Issues of student safety are not new, but they are changing as available technologies change. When I was in middle school, mean girls did their damage using notes and phone calls. Now, bullying happens through texting and social networking sites. The more kids disconnect from face to face interactions, the easier it seems to be to write or message more and more hurtful attacks. I appreciated the article, When Dad Banned Text Messaging, because it brought up a lot of the issues that come with texting in particular. Yes, texts are an easy way to stay connected, and I personally wouldn’t want to live without them, but what do we lose when we text? It seems like a time saver to send a quick text, but I can think of many examples when multiple texts were needed to clarify my point. A phone call is often easier, quicker, and more effective. A major problem I have with electronic communication is the inability to convey tone, feelings, or sarcasm. There is a lot more room for interpretation of intention and miscommunication.
Who’s job is it to teach kids to be safe online?
I think it is both the school and the parents responsibility to teach kids about online safety. We need to teach kids about technology and repercussions of use, but first and foremost, we need to help kids become good citizens. Being a good “digital citizen” relies on being a good citizen. If we teach our students to think critically, understand consequences of choices, consider how they treat others and how they want to be treated, and problem solve and resolve conflicts, then these skills should translate to the internet. There are additional lessons to be learned about our digital footprint, the longevity of information provided on the internet, and e-security, but we have to start with developing the skills that will help our students find success on and offline.

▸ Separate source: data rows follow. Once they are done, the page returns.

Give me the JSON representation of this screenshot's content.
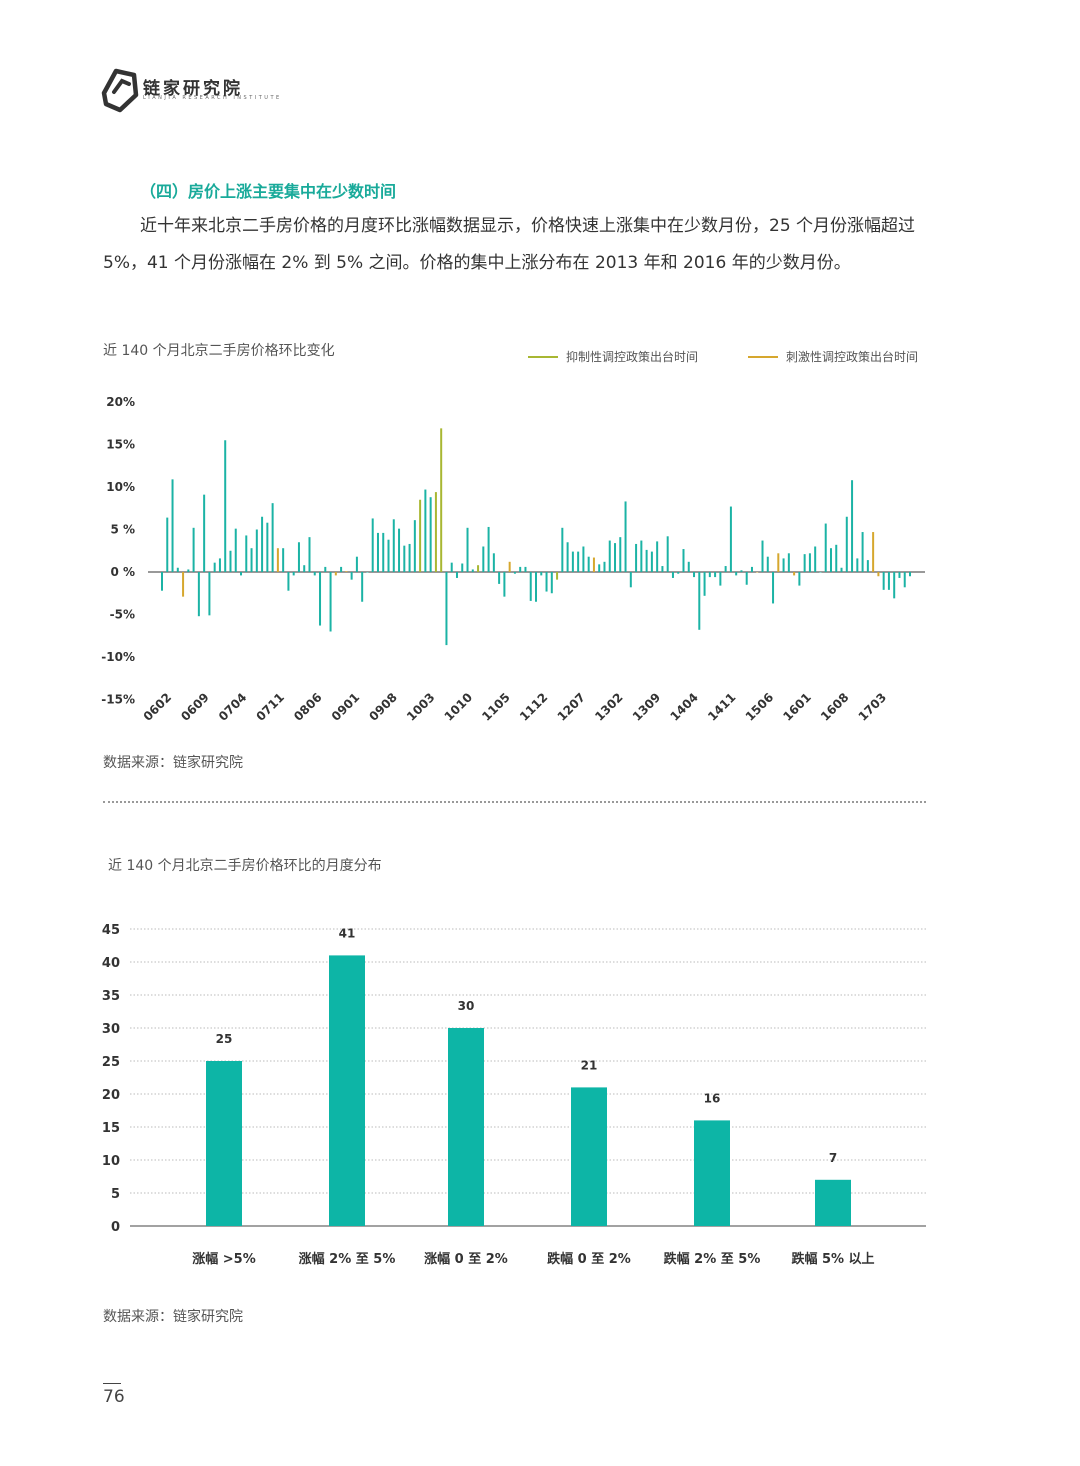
{
  "brand": {
    "name": "链家研究院",
    "subtitle": "LIANJIA RESEARCH INSTITUTE",
    "logo_icon": "lianjia-logo-icon"
  },
  "section": {
    "title": "（四）房价上涨主要集中在少数时间",
    "paragraph": "近十年来北京二手房价格的月度环比涨幅数据显示，价格快速上涨集中在少数月份，25 个月份涨幅超过 5%，41 个月份涨幅在 2% 到 5% 之间。价格的集中上涨分布在 2013 年和 2016 年的少数月份。"
  },
  "colors": {
    "teal": "#1bb3a5",
    "green_policy": "#a8b732",
    "orange_policy": "#d6a72e",
    "bar2": "#0db5a6"
  },
  "chart1": {
    "title": "近 140 个月北京二手房价格环比变化",
    "legend": [
      {
        "label": "抑制性调控政策出台时间",
        "color": "#a8b732"
      },
      {
        "label": "刺激性调控政策出台时间",
        "color": "#d6a72e"
      }
    ],
    "source": "数据来源：链家研究院"
  },
  "chart2": {
    "title": "近 140 个月北京二手房价格环比的月度分布",
    "source": "数据来源：链家研究院"
  },
  "chart_data": [
    {
      "type": "bar",
      "title": "近 140 个月北京二手房价格环比变化",
      "ylim": [
        -15,
        20
      ],
      "yticks": [
        20,
        15,
        10,
        5,
        0,
        -5,
        -10,
        -15
      ],
      "ytick_labels": [
        "20%",
        "15%",
        "10%",
        "5 %",
        "0 %",
        "-5%",
        "-10%",
        "-15%"
      ],
      "xtick_labels": [
        "0602",
        "0609",
        "0704",
        "0711",
        "0806",
        "0901",
        "0908",
        "1003",
        "1010",
        "1105",
        "1112",
        "1207",
        "1302",
        "1309",
        "1404",
        "1411",
        "1506",
        "1601",
        "1608",
        "1703"
      ],
      "legend_position": "top-right",
      "series_colors": {
        "normal": "#1bb3a5",
        "restrict": "#a8b732",
        "stimulate": "#d6a72e"
      },
      "values": [
        -2.2,
        6.4,
        10.9,
        0.5,
        -2.9,
        0.3,
        5.2,
        -5.2,
        9.1,
        -5.1,
        1.1,
        1.6,
        15.5,
        2.5,
        5.1,
        -0.4,
        4.3,
        2.8,
        5.0,
        6.5,
        5.8,
        8.1,
        2.8,
        2.8,
        -2.2,
        -0.4,
        3.5,
        0.8,
        4.1,
        -0.4,
        -6.3,
        0.6,
        -7.0,
        -0.4,
        0.6,
        0.1,
        -0.9,
        1.8,
        -3.5,
        0,
        6.3,
        4.6,
        4.6,
        3.8,
        6.2,
        5.1,
        3.1,
        3.3,
        6.1,
        8.5,
        9.7,
        8.8,
        9.4,
        16.9,
        -8.6,
        1.1,
        -0.7,
        1.0,
        5.2,
        0.3,
        0.8,
        3.0,
        5.3,
        2.2,
        -1.4,
        -2.9,
        1.2,
        -0.2,
        0.6,
        0.6,
        -3.4,
        -3.5,
        -0.4,
        -2.3,
        -2.5,
        -0.9,
        5.2,
        3.5,
        2.4,
        2.4,
        3.0,
        1.8,
        1.7,
        0.9,
        1.2,
        3.7,
        3.4,
        4.1,
        8.3,
        -1.8,
        3.3,
        3.7,
        2.6,
        2.4,
        3.6,
        0.7,
        4.2,
        -0.7,
        -0.2,
        2.7,
        1.2,
        -0.6,
        -6.8,
        -2.8,
        -0.6,
        -0.6,
        -1.6,
        0.7,
        7.7,
        -0.4,
        0.2,
        -1.5,
        0.6,
        0,
        3.7,
        1.8,
        -3.7,
        2.2,
        1.6,
        2.2,
        -0.4,
        -1.6,
        2.1,
        2.2,
        3.0,
        0,
        5.7,
        2.8,
        3.2,
        0.5,
        6.5,
        10.8,
        1.6,
        4.7,
        1.4,
        4.7,
        -0.5,
        -2.1,
        -2.1,
        -3.1,
        -0.7,
        -1.8,
        -0.5
      ],
      "colors_index": {
        "restrict": [
          49,
          52,
          53,
          60,
          75
        ],
        "stimulate": [
          4,
          22,
          33,
          35,
          66,
          82,
          113,
          117,
          120,
          135,
          136
        ]
      },
      "xlabel": "",
      "ylabel": ""
    },
    {
      "type": "bar",
      "title": "近 140 个月北京二手房价格环比的月度分布",
      "categories": [
        "涨幅 >5%",
        "涨幅 2% 至 5%",
        "涨幅 0 至 2%",
        "跌幅 0 至 2%",
        "跌幅 2% 至 5%",
        "跌幅 5% 以上"
      ],
      "values": [
        25,
        41,
        30,
        21,
        16,
        7
      ],
      "ylim": [
        0,
        45
      ],
      "yticks": [
        0,
        5,
        10,
        15,
        20,
        25,
        30,
        35,
        40,
        45
      ],
      "grid": true,
      "xlabel": "",
      "ylabel": ""
    }
  ]
}
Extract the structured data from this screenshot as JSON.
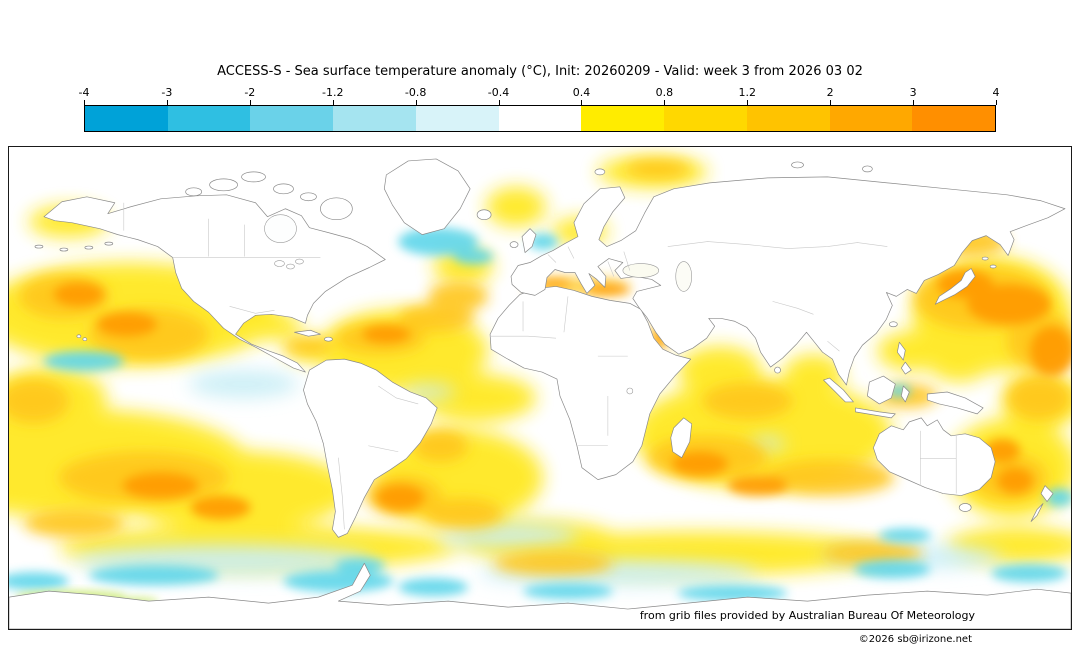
{
  "title": "ACCESS-S - Sea surface temperature anomaly (°C), Init: 20260209 - Valid: week 3 from 2026 03 02",
  "colorbar": {
    "tick_labels": [
      "-4",
      "-3",
      "-2",
      "-1.2",
      "-0.8",
      "-0.4",
      "0.4",
      "0.8",
      "1.2",
      "2",
      "3",
      "4"
    ],
    "segment_colors": [
      "#00a2d8",
      "#2fbfe2",
      "#6ad2e9",
      "#a5e4f0",
      "#d8f3f9",
      "#ffffff",
      "#ffec00",
      "#ffd800",
      "#ffc300",
      "#ffa800",
      "#ff8f00"
    ]
  },
  "footer": {
    "credit": "from grib files provided by Australian Bureau Of Meteorology",
    "copyright": "©2026 sb@irizone.net"
  },
  "chart_data": {
    "type": "heatmap",
    "title": "ACCESS-S - Sea surface temperature anomaly (°C), Init: 20260209 - Valid: week 3 from 2026 03 02",
    "model": "ACCESS-S",
    "variable": "Sea surface temperature anomaly",
    "units": "°C",
    "init_date": "20260209",
    "valid": "week 3 from 2026 03 02",
    "projection": "global equirectangular world map",
    "colorbar_ticks": [
      -4,
      -3,
      -2,
      -1.2,
      -0.8,
      -0.4,
      0.4,
      0.8,
      1.2,
      2,
      3,
      4
    ],
    "colorbar_colors": [
      "#00a2d8",
      "#2fbfe2",
      "#6ad2e9",
      "#a5e4f0",
      "#d8f3f9",
      "#ffffff",
      "#ffec00",
      "#ffd800",
      "#ffc300",
      "#ffa800",
      "#ff8f00"
    ],
    "legend_position": "top, horizontal",
    "notable_regions": [
      {
        "region": "Northwest Pacific east of Japan",
        "anomaly_c": "+2 to +4"
      },
      {
        "region": "Northeast Pacific / Gulf of Alaska",
        "anomaly_c": "+1.2 to +3"
      },
      {
        "region": "Central North Pacific band",
        "anomaly_c": "+0.4 to +1.2"
      },
      {
        "region": "Subtropical North Atlantic",
        "anomaly_c": "+1.2 to +3"
      },
      {
        "region": "Subpolar North Atlantic south of Greenland",
        "anomaly_c": "-0.8 to -2"
      },
      {
        "region": "Mediterranean Sea",
        "anomaly_c": "+1.2 to +3"
      },
      {
        "region": "Barents Sea",
        "anomaly_c": "+0.8 to +2"
      },
      {
        "region": "Equatorial Pacific",
        "anomaly_c": "+0.4 to +1.2"
      },
      {
        "region": "Tropical Indian Ocean",
        "anomaly_c": "+0.4 to +1.2"
      },
      {
        "region": "Southwest Indian Ocean",
        "anomaly_c": "+1.2 to +3"
      },
      {
        "region": "Tasman Sea and around New Zealand",
        "anomaly_c": "+1.2 to +3"
      },
      {
        "region": "South Atlantic off Argentina",
        "anomaly_c": "+1.2 to +3"
      },
      {
        "region": "Southern Ocean patches near Antarctica",
        "anomaly_c": "-0.4 to -2"
      },
      {
        "region": "Land areas",
        "anomaly_c": "no data (white)"
      }
    ]
  }
}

In schools, when and where should we be having these conversations with students?
In school, we need to start these conversations early. Conversations about citizenship start as soon as students start school. We need to start discussions specific to technology as soon as students are using technology. I think one of the great challenges is how to have these conversations in early elementary school. Our students are certainly using technology, but how do we scaffold understanding around some of these big ideas of safety so young students are protected? Mary and I will be working on a scope and sequence for responsible use lessons for our final project, so hopefully this will be a starting point for this discussion in our elementary school.
It is very important that parents take on a responsibility for educating their children about online safety. In school, we have very specific assignments and resources and students are monitored when working online. We talk about safety in reference to the projects we are working on, but often students have a broader access at home. It’s important that parents and students have an open dialogue about safety at home.